20 ans du PACS : témoignage

Association pour la défense des droits des personnes LGBTQI+ à l'immigration et au séjour

20 ans du PACS : témoignage

Derrière les combats, les revendications, les soubresauts du jeu politique, il y a la vie quotidienne des couples. Matthieu et Florian livrent leur parcours. Un parcours singulier, qui fait écho à tous ces parcours de vie parsemés d’obstacles !

Matthieu et Florian se rencontrent le 25 septembre 2014. C’est le début d’une belle histoire d’amour et pourtant, Matthieu a tout perdu : ses papiers suite à son divorce, son travail en CDI suite à la perte de ses papiers et même le droit de rester en France – il s’est vu adresser une obligation de quitter le territoire.

Matthieu travaillait et son employeur le soutien pour demander un titre de séjour. Premier refus.

Matthieu et Florian décident alors de conclure un PACS en mars 2016 pour permettre à Matthieu de refaire une demande de titre de séjour Vie privée et familiale. Refus de la préfecture de police de Paris d’enregistrer la demande au motif que Matthieu ne remplit pas les conditions.

Le maire du 10ème arrondissement de Paris intervient pour obtenir un rendez-vous à la préfecture de Paris afin que Matthieu puisse déposer sa demande de titre de séjour Vie privée et familiale. Le titre de séjour est refusé, au motif que Matthieu ne disposerait pas des 5 ans de résidence requis.

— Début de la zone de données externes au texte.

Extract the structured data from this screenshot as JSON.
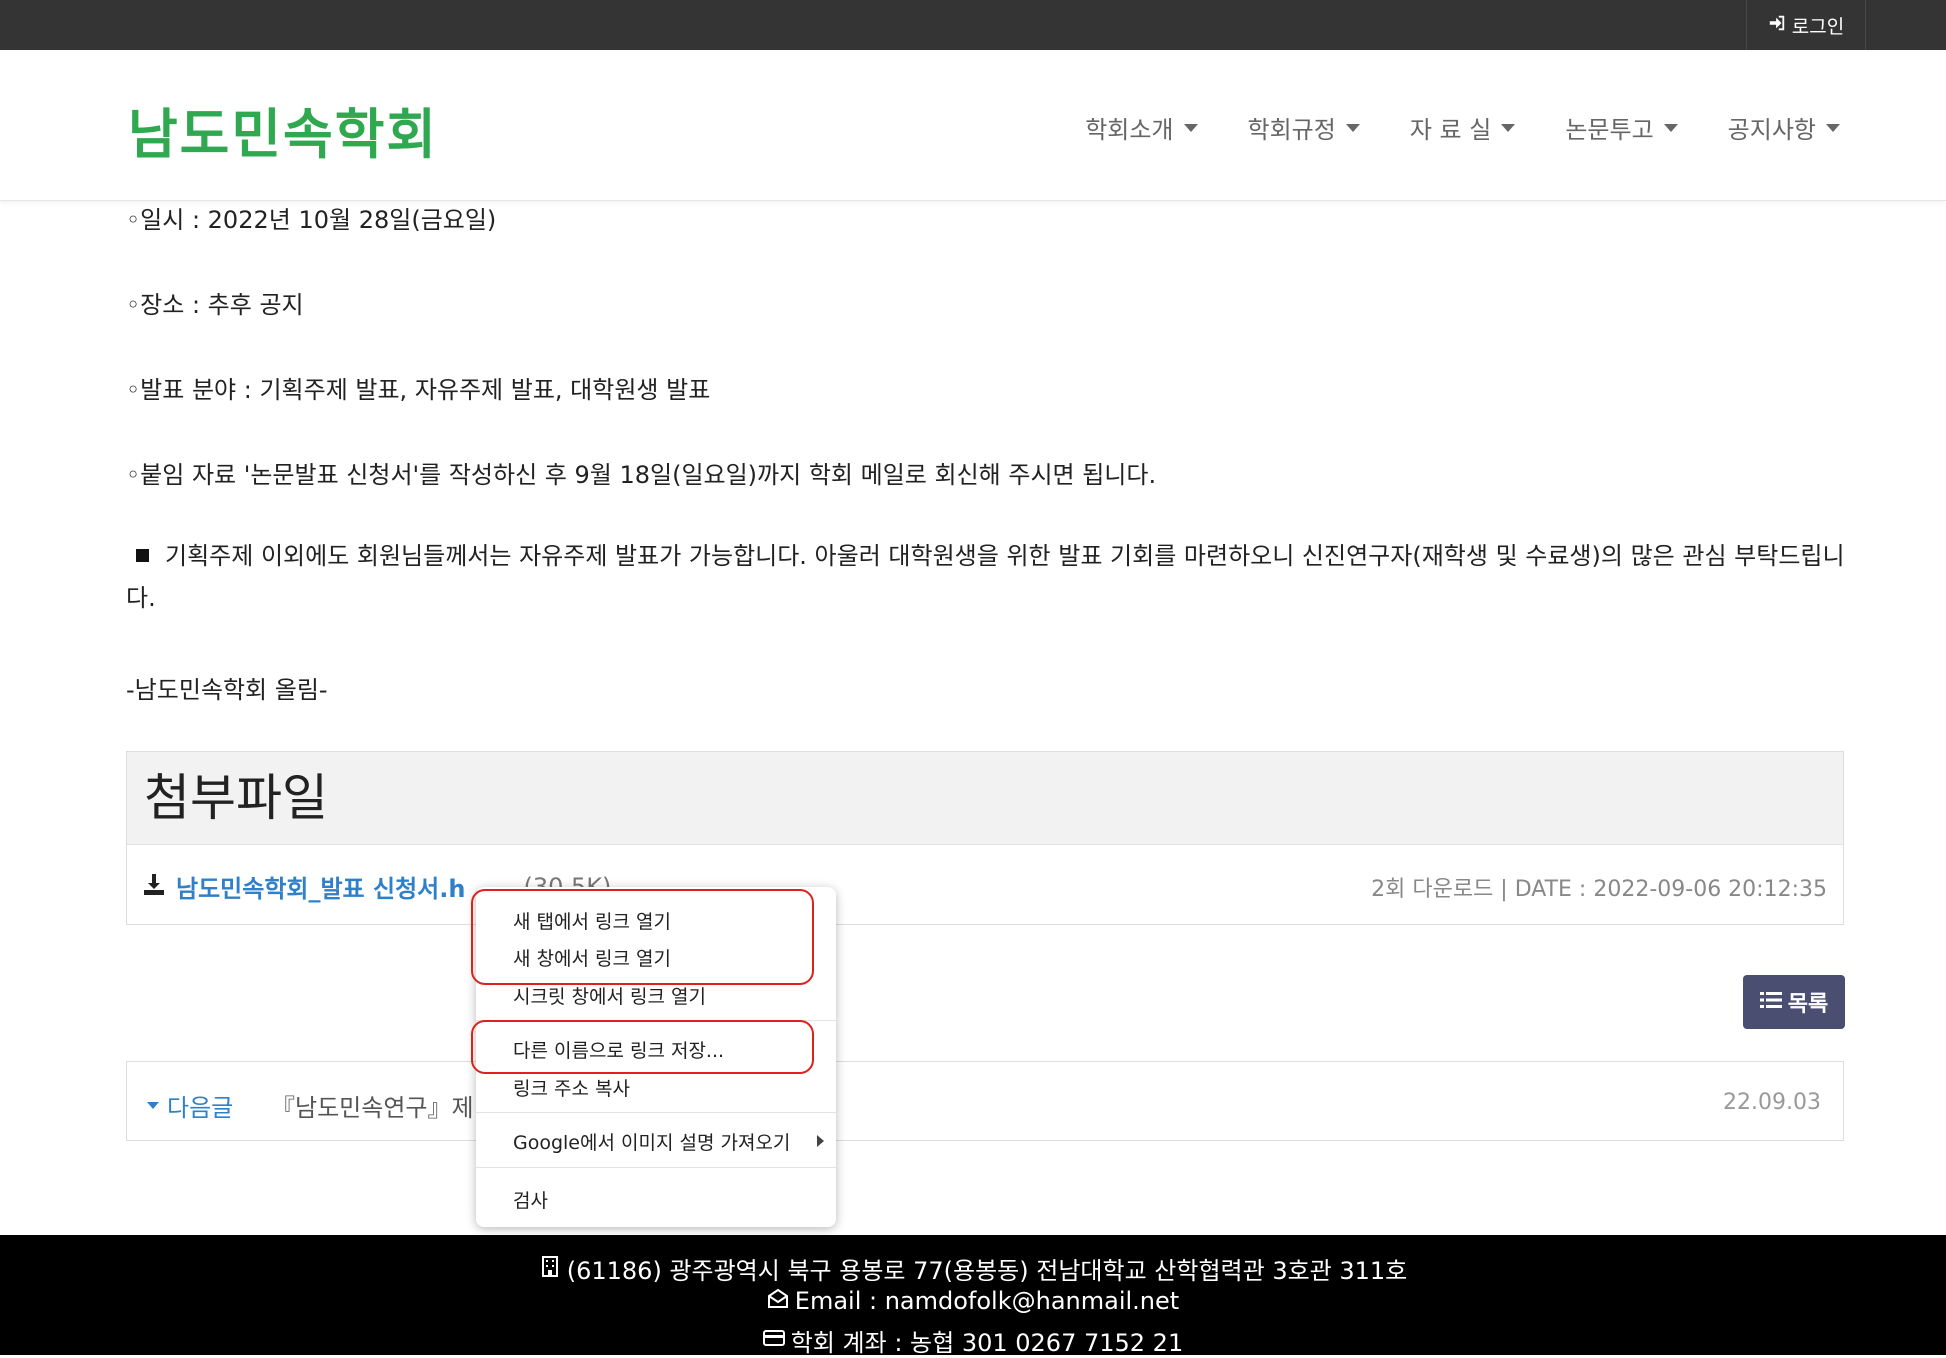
{
  "topbar": {
    "login_label": "로그인",
    "login_icon": "sign-in-icon"
  },
  "header": {
    "logo": "남도민속학회",
    "nav": [
      "학회소개",
      "학회규정",
      "자 료 실",
      "논문투고",
      "공지사항"
    ]
  },
  "content": {
    "date_line": "◦일시 : 2022년 10월 28일(금요일)",
    "place_line": "◦장소 : 추후 공지",
    "field_line": "◦발표 분야 : 기획주제 발표, 자유주제 발표, 대학원생 발표",
    "attach_line": "◦붙임 자료 '논문발표 신청서'를 작성하신 후 9월 18일(일요일)까지 학회 메일로 회신해 주시면 됩니다.",
    "notice_text": "기획주제 이외에도 회원님들께서는 자유주제 발표가 가능합니다. 아울러 대학원생을 위한 발표 기회를 마련하오니 신진연구자(재학생 및 수료생)의 많은 관심 부탁드립니다.",
    "signature": "-남도민속학회 올림-"
  },
  "attachment": {
    "heading": "첨부파일",
    "file_name": "남도민속학회_발표 신청서.h",
    "file_size": "(30.5K)",
    "meta": "2회 다운로드 | DATE : 2022-09-06 20:12:35"
  },
  "list_button": {
    "label": "목록",
    "icon": "list-icon"
  },
  "next_post": {
    "label": "다음글",
    "title": "『남도민속연구』제",
    "date": "22.09.03"
  },
  "context_menu": {
    "items": [
      "새 탭에서 링크 열기",
      "새 창에서 링크 열기",
      "시크릿 창에서 링크 열기",
      "다른 이름으로 링크 저장...",
      "링크 주소 복사",
      "Google에서 이미지 설명 가져오기",
      "검사"
    ]
  },
  "footer": {
    "address": "(61186) 광주광역시 북구 용봉로 77(용봉동) 전남대학교 산학협력관 3호관 311호",
    "email": "Email : namdofolk@hanmail.net",
    "account": "학회 계좌 : 농협 301 0267 7152 21"
  },
  "colors": {
    "logo": "#2fa84f",
    "link": "#2f80c8",
    "highlight": "#e0201b",
    "topbar": "#343434",
    "button": "#4a4f72"
  }
}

Après 5 ans de résidence, le préfet de police accorde à Matthieu un titre de séjour Vie privée et familiale.
5 ans dans la clandestinité.
5 ans sans pouvoir travailler.
5 ans de dépendance.
5 ans de violence institutionnelle.

Cette exigence n’est pas prévue par les textes mais est soumise à la discrétion du Préfet. Dans une décision de septembre 2019, le défenseur des droits a estimé qu »exiger en amont de tout examen concret de leur situation, des demandeurs d’un titre de séjour sur le fondement de l’article L.313-11 7°, pacsés à des ressortissants français qui justifient d’une vie de couple stable et réelle, une durée de résidence en France de cinq ans porte une atteinte excessive au droit au respect de la vie privée et familiale des réclamants ».